Estou muito grato pelo convite para participar e dirigir-me na minha qualidade de Coordenador Residente das Nações Unidas ad interim a vós hoje neste Fórum Internacional no âmbito da Primeira Jornada da Justiça 2024.
Gostaria de começar por partilhar a visão das Nações Unidas sobre a importância crucial da Justiça e do Estado de Direito para a paz, segurança e o desenvolvimento sustentável dos nossos países e do mundo.
A justiça, em todas as suas formas, é vital para a paz, para um contrato social justo e duradouro e para o desenvolvimento sustentável.
Esta relação interligada reflete-se na promessa do Objetivo de Desenvolvimento Sustentável 16, que compromete os Estados a “promover sociedades pacíficas e inclusivas para o desenvolvimento sustentável, proporcionar o acesso à justiça para todos e construir instituições eficazes, responsáveis e inclusivas a todos os níveis”.
Atualmente, o ODS16 - como outros ODS - está difícil de ser alcançado se não agirmos rapidamente. Embora haja avanços importantes, estes não têm sido consistentes e são específicos de cada país. Globalmente, a justiça precisa ser acessível e estar disponível para todos. Muitas instituições do estado de direito e da justiça parecem enfrentar uma crise de capacidade e de confiança pública. Milhões de pessoas não têm acesso efetivo à justiça e vivem em condições de profunda injustiça. Em vários países, a lei ainda discrimina ativamente as mulheres, que, na realidade, gozam apenas de três quartos dos direitos legais dos homens[1].
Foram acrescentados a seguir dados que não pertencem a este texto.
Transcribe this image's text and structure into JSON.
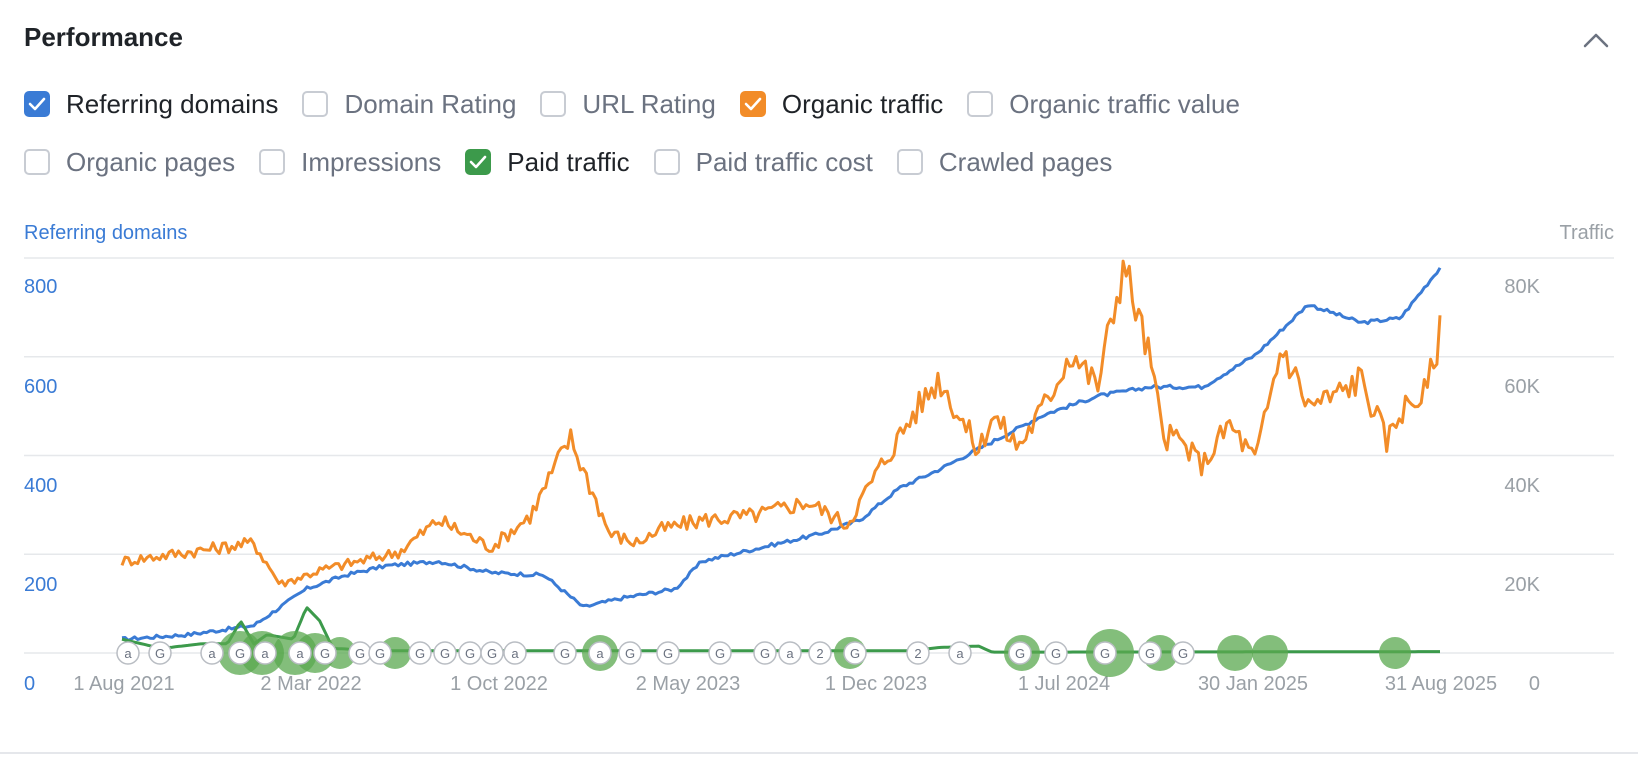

Permitam-me que destaque dois números: primeiro, do relatório da Task Force para a Justiça[2]: estima-se que 4,5 mil milhões de pessoas - nada menos do que 60% das pessoas deste planeta - estão excluídas das proteções e oportunidades sociais, económicas e políticas que a lei deveria proporcionar. Não têm posse de terra, documentos de residência ou documentação de habitação; ou estão empregadas sem contrato no sector informal. Consequentemente, são privados de acesso adequado a cuidados de saúde, educação, empréstimos bancários e tipos específicos de emprego. Podem ter um acesso limitado às instituições que deveriam representar, expressar, proteger e fazer cumprir os direitos - como os processos políticos, a administração pública, a polícia e os tribunais. Os mais vulneráveis são os mais presos em ciclos perniciosos de privação de poder e com limitado acesso à justiça.
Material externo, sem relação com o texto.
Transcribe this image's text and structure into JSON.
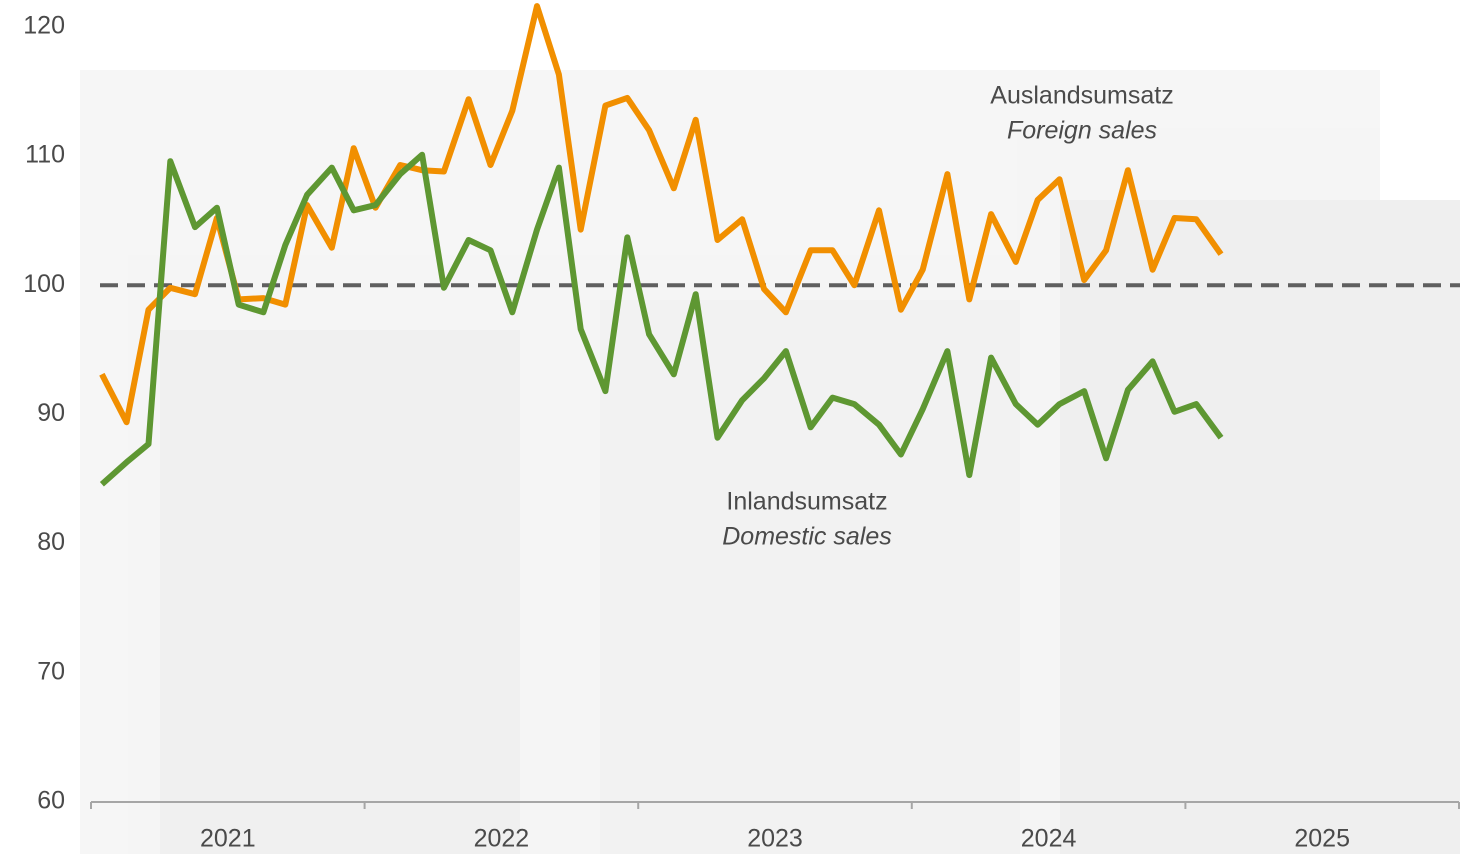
{
  "chart_data": {
    "type": "line",
    "x": [
      2021.04,
      2021.13,
      2021.21,
      2021.29,
      2021.38,
      2021.46,
      2021.54,
      2021.63,
      2021.71,
      2021.79,
      2021.88,
      2021.96,
      2022.04,
      2022.13,
      2022.21,
      2022.29,
      2022.38,
      2022.46,
      2022.54,
      2022.63,
      2022.71,
      2022.79,
      2022.88,
      2022.96,
      2023.04,
      2023.13,
      2023.21,
      2023.29,
      2023.38,
      2023.46,
      2023.54,
      2023.63,
      2023.71,
      2023.79,
      2023.88,
      2023.96,
      2024.04,
      2024.13,
      2024.21,
      2024.29,
      2024.38,
      2024.46,
      2024.54,
      2024.63,
      2024.71,
      2024.79,
      2024.88,
      2024.96,
      2025.04,
      2025.13
    ],
    "xlim": [
      2021,
      2026
    ],
    "xticks": [
      2021,
      2022,
      2023,
      2024,
      2025,
      2026
    ],
    "year_labels": [
      "2021",
      "2022",
      "2023",
      "2024",
      "2025"
    ],
    "ylim": [
      60,
      121.5
    ],
    "yticks": [
      60,
      70,
      80,
      90,
      100,
      110,
      120
    ],
    "reference_line": 100,
    "series": [
      {
        "name": "Auslandsumsatz",
        "name_en": "Foreign sales",
        "color": "#f18f00",
        "values": [
          93.1,
          89.4,
          98.1,
          99.8,
          99.3,
          105.2,
          98.9,
          99.0,
          98.5,
          106.2,
          102.9,
          110.6,
          106.0,
          109.3,
          108.9,
          108.8,
          114.4,
          109.3,
          113.5,
          121.6,
          116.3,
          104.3,
          113.9,
          114.5,
          112.0,
          107.5,
          112.8,
          103.5,
          105.1,
          99.7,
          97.9,
          102.7,
          102.7,
          100.0,
          105.8,
          98.1,
          101.2,
          108.6,
          98.9,
          105.5,
          101.8,
          106.6,
          108.2,
          100.4,
          102.7,
          108.9,
          101.2,
          105.2,
          105.1,
          102.4
        ]
      },
      {
        "name": "Inlandsumsatz",
        "name_en": "Domestic sales",
        "color": "#5e9732",
        "values": [
          84.6,
          86.3,
          87.7,
          109.6,
          104.5,
          106.0,
          98.5,
          97.9,
          103.1,
          107.0,
          109.1,
          105.8,
          106.2,
          108.6,
          110.1,
          99.8,
          103.5,
          102.7,
          97.9,
          104.3,
          109.1,
          96.6,
          91.8,
          103.7,
          96.2,
          93.1,
          99.3,
          88.2,
          91.1,
          92.8,
          94.9,
          89.0,
          91.3,
          90.8,
          89.2,
          86.9,
          90.4,
          94.9,
          85.3,
          94.4,
          90.8,
          89.2,
          90.8,
          91.8,
          86.6,
          91.9,
          94.1,
          90.2,
          90.8,
          88.2
        ]
      }
    ]
  }
}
Em segundo lugar, o Grupo de Alto Nível da Justiça para as Mulheres[3] sublinhou que as mulheres e as crianças enfrentam os maiores obstáculos no acesso à justiça. Por exemplo, constatou que, em 2017, mais de mil milhões de mulheres não tinham proteção contra a violência sexual por parte de um parceiro íntimo, enquanto cerca de 1,5 mil milhões não tinham proteção legal contra o assédio sexual no trabalho.
As desigualdades e a desinformação, bem como as medidas insuficientes para defender a independência, a imparcialidade e a eficácia das instituições jurídicas, estão a aprofundar uma crise de confiança do público na capacidade dos seus governos para satisfazerem as suas necessidades e direitos.
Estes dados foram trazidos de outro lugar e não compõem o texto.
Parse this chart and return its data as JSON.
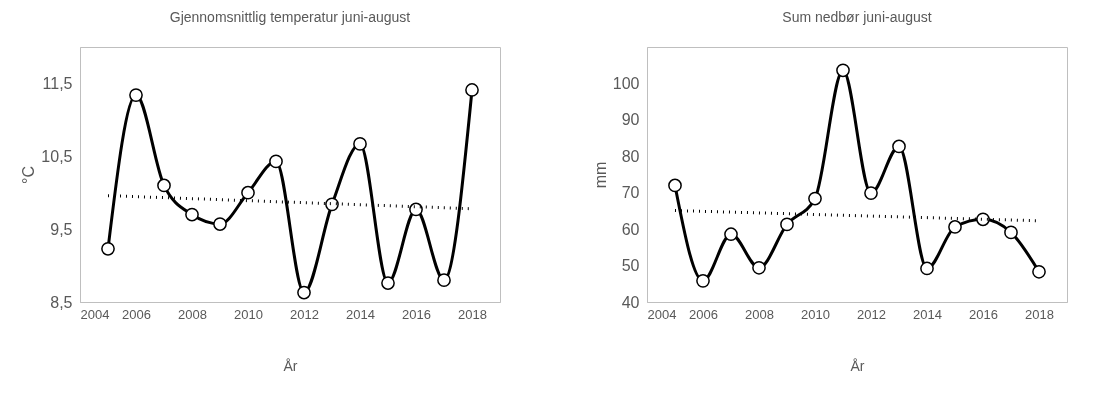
{
  "chart_data": [
    {
      "type": "line",
      "title": "Gjennomsnittlig temperatur juni-august",
      "xlabel": "År",
      "ylabel": "°C",
      "xlim": [
        2004,
        2019
      ],
      "xticks": [
        2004,
        2006,
        2008,
        2010,
        2012,
        2014,
        2016,
        2018
      ],
      "ylim": [
        8.5,
        12.0
      ],
      "yticks": [
        {
          "value": 8.5,
          "label": "8,5"
        },
        {
          "value": 9.5,
          "label": "9,5"
        },
        {
          "value": 10.5,
          "label": "10,5"
        },
        {
          "value": 11.5,
          "label": "11,5"
        }
      ],
      "grid": false,
      "series": [
        {
          "color": "#000000",
          "marker": "circle",
          "line_style": "solid",
          "x": [
            2005,
            2006,
            2007,
            2008,
            2009,
            2010,
            2011,
            2012,
            2013,
            2014,
            2015,
            2016,
            2017,
            2018
          ],
          "values": [
            9.23,
            11.34,
            10.1,
            9.7,
            9.57,
            10.0,
            10.43,
            8.63,
            9.84,
            10.67,
            8.76,
            9.77,
            8.8,
            11.41
          ]
        },
        {
          "color": "#000000",
          "marker": "none",
          "line_style": "dotted",
          "x": [
            2005,
            2018
          ],
          "values": [
            9.96,
            9.78
          ]
        }
      ]
    },
    {
      "type": "line",
      "title": "Sum nedbør juni-august",
      "xlabel": "År",
      "ylabel": "mm",
      "xlim": [
        2004,
        2019
      ],
      "xticks": [
        2004,
        2006,
        2008,
        2010,
        2012,
        2014,
        2016,
        2018
      ],
      "ylim": [
        40,
        110
      ],
      "yticks": [
        40,
        50,
        60,
        70,
        80,
        90,
        100
      ],
      "grid": false,
      "series": [
        {
          "color": "#000000",
          "marker": "circle",
          "line_style": "solid",
          "x": [
            2005,
            2006,
            2007,
            2008,
            2009,
            2010,
            2011,
            2012,
            2013,
            2014,
            2015,
            2016,
            2017,
            2018
          ],
          "values": [
            72.0,
            45.8,
            58.6,
            49.4,
            61.3,
            68.4,
            103.6,
            69.9,
            82.7,
            49.2,
            60.6,
            62.7,
            59.1,
            48.3
          ]
        },
        {
          "color": "#000000",
          "marker": "none",
          "line_style": "dotted",
          "x": [
            2005,
            2018
          ],
          "values": [
            65.1,
            62.3
          ]
        }
      ]
    }
  ]
}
Quando as pessoas não acreditam na legitimidade e na eficácia das instituições públicas e na sua capacidade de resolver os conflitos, as queixas crescem e agravam-se. Os litígios não podem ser devidamente resolvidos. As tensões transformam-se em violência.
Devido a este cenário de ODS fora da rota, não apenas o ODS 16, mas a maioria deles, o Secretário-Geral, mandatado pelos Estados membros da ONU, lançou no 2021 a “Nossa Agenda Comum”, uma agenda de ação destinada a acelerar a implementação dos acordos existentes, incluindo os Objetivos de Desenvolvimento Sustentável.
Uma das 12 recomendações da Nossa Agenda Comum é “um contrato social renovado ancorado nos direitos humanos”, identificando três fundamentos para um contrato social renovado e adequado ao século XXI: (a) confiança; (b) inclusão, proteção e participação; e (c) medir e valorizar o que é importante para as pessoas e para o planeta. A justiça é a pedra angular da confiança. Como bem sabeis, a justiça é uma dimensão essencial do contrato social. Em todas as partes do mundo, a desconfiança é alimentada pela experiência das pessoas com a desigualdade e a corrupção, e pela sua percepção de que o Estado e as suas instituições as tratam de forma injusta. Quando a justiça é fraca, não há confiança.
O Secretário-Geral das Nações Unidas lançou também no ano passado, em 2023, a nova Visão do Estado de Direito das Nações Unidas, reafirmando esta relação simbiótica entre a justiça e os direitos humanos. A Visão reconhece não só que o Estado de direito e os direitos humanos se reforçam mutuamente - mas também que, para que o Estado de direito sirva as pessoas e crie confiança, deve estar plenamente alinhado com os direitos humanos.
Para que o Estado de direito possa desempenhar o seu papel na reconstrução da confiança, as instituições públicas têm de ser mais reativas, justas e eficazes.
Responsivas, no sentido em que as instituições públicas têm de se centrar nas pessoas e nos seus direitos, compreendendo as necessidades de justiça das pessoas e desenvolvendo soluções adequadas, incluindo-as e prestando-lhes contas.
Justas, na medida em que as instituições públicas não devem discriminar e devem estar isentas de corrupção ou de influências indevidas.
Eficaz, na medida em que as instituições públicas têm de ser capazes de fazer face aos choques e desafios atuais e prestar os serviços - serviços jurídicos, mas também toda a gama de direitos humanos de que as pessoas necessitam.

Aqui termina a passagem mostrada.